The MSCI Asia Pacific benchmark was down as much as 2%, as investors fretted over fresh lockdowns to slow the new omicron variant. U.S. Senator Joe Manchin’s shocking rejection of President Joe Biden’s economic plan that promised a record $550 billion funding to tackle climate change added pressure ahead of the Christmas holiday.
Also hurting Chinese shares was a plan by the country’s securities regulator to toughen restrictions on mainland investors trading onshore equities via the links with Hong Kong to tackle “fake foreign investors.”
“Today’s drop has been exacerbated by the regulations curbing ‘fake foreign fund’ inflows through the links, and concerns about the U.S. Market,” said Zhang Fushen, an analyst at Shanghai PD Fortune Asset Management. “The stocks falling the most today are also those most favored by momentum traders and those seeking cheaper leverage via the link.”
Electric vehicle battery makers Contemporary Amperex Technology Co. and EVE Energy Co. each fell at least 5.5%, the biggest contributors to point losses in both the ChiNext and China’s benchmark CSI 300 Index. They were followed by solar firm Sungrow Power Supply Company, which slumped 6.1%. The CSI 300 Index slipped 1.5%.

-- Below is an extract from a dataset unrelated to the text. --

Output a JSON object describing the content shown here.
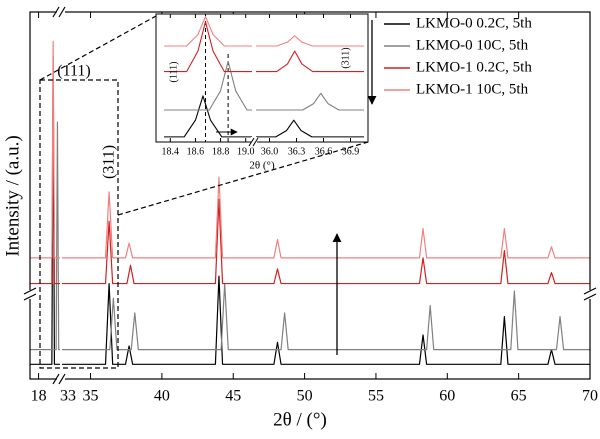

Chinese stocks traded in Hong Kong are already the worst-performing major benchmark globally this year, hammered by Beijing’s crackdown on private enterprise. The Hang Seng China Enterprises Index is down more than 25% this year through Monday, on track for its worst year since the 2008 financial crisis.
At the same time, the spread of the omicron variant has fueled fears that renewed curbs on business and travel might worsen supply chain disruptions and boost inflation.
“Omicron threatens to be the Grinch to rob Christmas,” Mizuho Bank’s Vishnu Varathan said in a report. “The jury is out, which squares with a market that prefers safety to nasty surprises.”
The U.S. government warned Sunday of a possible surge of “breakthrough infections” due to Americans traveling for the Christmas and New Year holidays.
Fed officials indicated Wednesday it might accelerate the reduction of bond purchases that inject money into financial markets and keep interest rates low. That sets the stage for the Fed to begin to raise rates next year.
Inflation has been a growing concern throughout 2021. Higher raw materials costs and supply chain problems have been raising overall costs for businesses, which have raised prices on goods to offset the impact.
Consumers have so far absorbed those price increases, but they are facing persistent pressure from rising prices and that could eventually prompt a pullback in spending. Any pullback in spending could then crimp economic growth.